All of this eventually came to head this year as profit margins kept shrinking while employee counts grew, said current Intel CEO Pat Gelsinger in a note to employees announcing the layoffs. 

“Clearly market conditions, some were good and some not so good, and you have to adjust the financial envelope appropriately,” he told The Wall Street Journal. “The AI surge was much more acute than I expected, and you have to adjust to those things.” 

Entering the service industry

Since sales of its own products were flattening, Gelsinger has doubled down on Intel’s factories around the world, with an eye toward transforming the company into a premier “foundry” for all types of chip designs, not just its own. 

Intel remains the biggest fish in the domestic pond in chip manufacturing facilities. According to market research firm TechInsights, the company’s current fabrication plants account for about 41% of the country’s 300 mm wafer production capacity — the type of chip production most commonly used around the world that involves growing and thinly slicing crystalline silicon. 

Despite having everything under one roof, Intel has a lot of ground to make up in terms of manufacturing other people’s designs, writes Dylan Patel, founder of semiconductor research group SemiAnalysis

“Nvidia, [Advanced Micro Devices], Broadcom, TSMC, and the hyperscalers are all beating Intel at each of their core competencies,” Patel said. “Beating or partnering with these firms is not going to be easy.” 

Gelsinger said as much in an interview with The Journal last year when discussing Intel’s pivot in strategy. “Foundry is a service business,” he said. “That isn’t the culture that Intel’s had.”

In the manufacturing-as-service space, Intel is still behind TSMC and Samsung.
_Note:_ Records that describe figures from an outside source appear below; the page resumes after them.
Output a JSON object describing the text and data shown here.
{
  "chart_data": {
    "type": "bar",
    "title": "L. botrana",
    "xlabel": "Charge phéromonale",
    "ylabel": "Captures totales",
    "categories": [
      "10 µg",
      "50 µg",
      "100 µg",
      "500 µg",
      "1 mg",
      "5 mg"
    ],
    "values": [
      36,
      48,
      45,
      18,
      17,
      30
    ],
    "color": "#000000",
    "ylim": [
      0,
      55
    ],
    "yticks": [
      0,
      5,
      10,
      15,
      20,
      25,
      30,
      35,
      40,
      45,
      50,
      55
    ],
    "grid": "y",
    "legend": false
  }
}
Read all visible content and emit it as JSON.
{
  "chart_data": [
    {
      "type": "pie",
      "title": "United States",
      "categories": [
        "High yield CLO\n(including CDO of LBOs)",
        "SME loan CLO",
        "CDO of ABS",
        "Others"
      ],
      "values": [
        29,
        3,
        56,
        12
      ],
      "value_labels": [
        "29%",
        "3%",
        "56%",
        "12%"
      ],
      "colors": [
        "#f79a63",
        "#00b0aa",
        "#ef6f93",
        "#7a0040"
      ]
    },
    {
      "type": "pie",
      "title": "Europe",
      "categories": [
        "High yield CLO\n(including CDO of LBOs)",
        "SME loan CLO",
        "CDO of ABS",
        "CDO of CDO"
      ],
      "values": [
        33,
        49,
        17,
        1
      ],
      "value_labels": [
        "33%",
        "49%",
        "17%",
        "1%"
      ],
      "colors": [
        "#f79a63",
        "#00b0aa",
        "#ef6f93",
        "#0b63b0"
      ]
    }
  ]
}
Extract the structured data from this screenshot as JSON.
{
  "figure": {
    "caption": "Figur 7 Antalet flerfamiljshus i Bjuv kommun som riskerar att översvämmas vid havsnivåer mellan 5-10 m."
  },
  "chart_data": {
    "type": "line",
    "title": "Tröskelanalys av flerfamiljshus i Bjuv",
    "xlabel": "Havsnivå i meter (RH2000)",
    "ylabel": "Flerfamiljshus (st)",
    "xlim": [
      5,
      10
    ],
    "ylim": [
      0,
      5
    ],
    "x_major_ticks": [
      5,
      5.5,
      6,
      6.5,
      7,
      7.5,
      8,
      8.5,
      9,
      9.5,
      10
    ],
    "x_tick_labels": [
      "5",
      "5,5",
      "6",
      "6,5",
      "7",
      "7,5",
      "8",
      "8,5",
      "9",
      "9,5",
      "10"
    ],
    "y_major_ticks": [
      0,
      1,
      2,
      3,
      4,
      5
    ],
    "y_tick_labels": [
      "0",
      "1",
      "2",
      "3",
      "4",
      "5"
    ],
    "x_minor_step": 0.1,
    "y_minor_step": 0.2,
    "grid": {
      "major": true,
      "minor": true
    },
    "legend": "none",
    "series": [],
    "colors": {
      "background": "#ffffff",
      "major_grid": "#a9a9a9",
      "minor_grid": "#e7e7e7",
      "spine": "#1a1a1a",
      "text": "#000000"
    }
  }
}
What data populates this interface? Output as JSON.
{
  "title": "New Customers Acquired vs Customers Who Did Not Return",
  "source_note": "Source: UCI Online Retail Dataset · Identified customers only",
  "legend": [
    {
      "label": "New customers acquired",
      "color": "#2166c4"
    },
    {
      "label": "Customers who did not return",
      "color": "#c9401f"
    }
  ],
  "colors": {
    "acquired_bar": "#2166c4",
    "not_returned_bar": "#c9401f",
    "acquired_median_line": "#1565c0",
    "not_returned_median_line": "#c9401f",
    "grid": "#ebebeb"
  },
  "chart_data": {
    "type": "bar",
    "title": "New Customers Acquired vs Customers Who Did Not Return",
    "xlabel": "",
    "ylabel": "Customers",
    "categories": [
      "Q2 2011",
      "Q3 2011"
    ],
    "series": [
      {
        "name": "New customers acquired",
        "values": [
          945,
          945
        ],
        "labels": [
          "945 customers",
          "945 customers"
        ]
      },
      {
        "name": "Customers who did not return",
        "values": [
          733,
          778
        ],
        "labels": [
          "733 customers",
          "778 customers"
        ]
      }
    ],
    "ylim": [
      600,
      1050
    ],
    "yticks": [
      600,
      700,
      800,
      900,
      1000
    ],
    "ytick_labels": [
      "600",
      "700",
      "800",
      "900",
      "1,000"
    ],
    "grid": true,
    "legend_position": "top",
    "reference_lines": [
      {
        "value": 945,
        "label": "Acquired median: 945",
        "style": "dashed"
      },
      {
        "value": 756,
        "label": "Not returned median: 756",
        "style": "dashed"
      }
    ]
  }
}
Gelsinger’s turnaround strategy at Intel revolves around closing the gap between those two by the end of the decade. After falling behind Taiwan over the past decade, Gelsinger also pledged that Intel will achieve five advances in its own chip technology within the next four years. 

Working in Intel’s favor is the U.S. federal government’s recent commitment to invest in domestic chip production amid growing tensions between China and Taiwan. In 2022, the White House signed the CHIPS Act into law, which outlined $39 billion in grants funneled to American chipmakers to help with the cost of building new facilities.

Intel was the greatest beneficiary of the legislation, landing more than $8.5 billion, which it used to help fund new factories in Arizona and Ohio. 

Two men in suits examine reflective silicon wafers, holding them carefully. They are engaged in discussion, appearing in a high-tech or industrial setting.
Intel CEO Pat Gelsinger shows US President Joe Biden a semiconductor wafer during a tour at Intel Ocotillo Campus in Chandler, Arizona, in March. | Source: Brendan Smialowski /AFP/Getty

“There is still trust in the Intel brand,” said Bob Staedler, who has observed various tech booms in the region as principal of land-use consultancy Silicon Valley Synergy. “It’s like Volkswagen. It might not be top of mind anymore, but it will get the job done.” 

Even so, the new era at Intel is not off to a good start. A pivotal deal for SoftBank to partner with Intel to produce AI chips to compete with Nvidia reportedly collapsed after the chipmaker struggled to meet the Japanese conglomerate’s requirements.

When reached for comment, an Intel spokesperson pointed to an Aug. 6 press release announcing that the foundry business was on track to start production on AI and CPU products for select clients in 2025.  

“On paper, the new strategy makes sense since Intel is known as a [fabrication] house,” Agarwal said. “But what’s the guarantee that it can deliver on its promises?”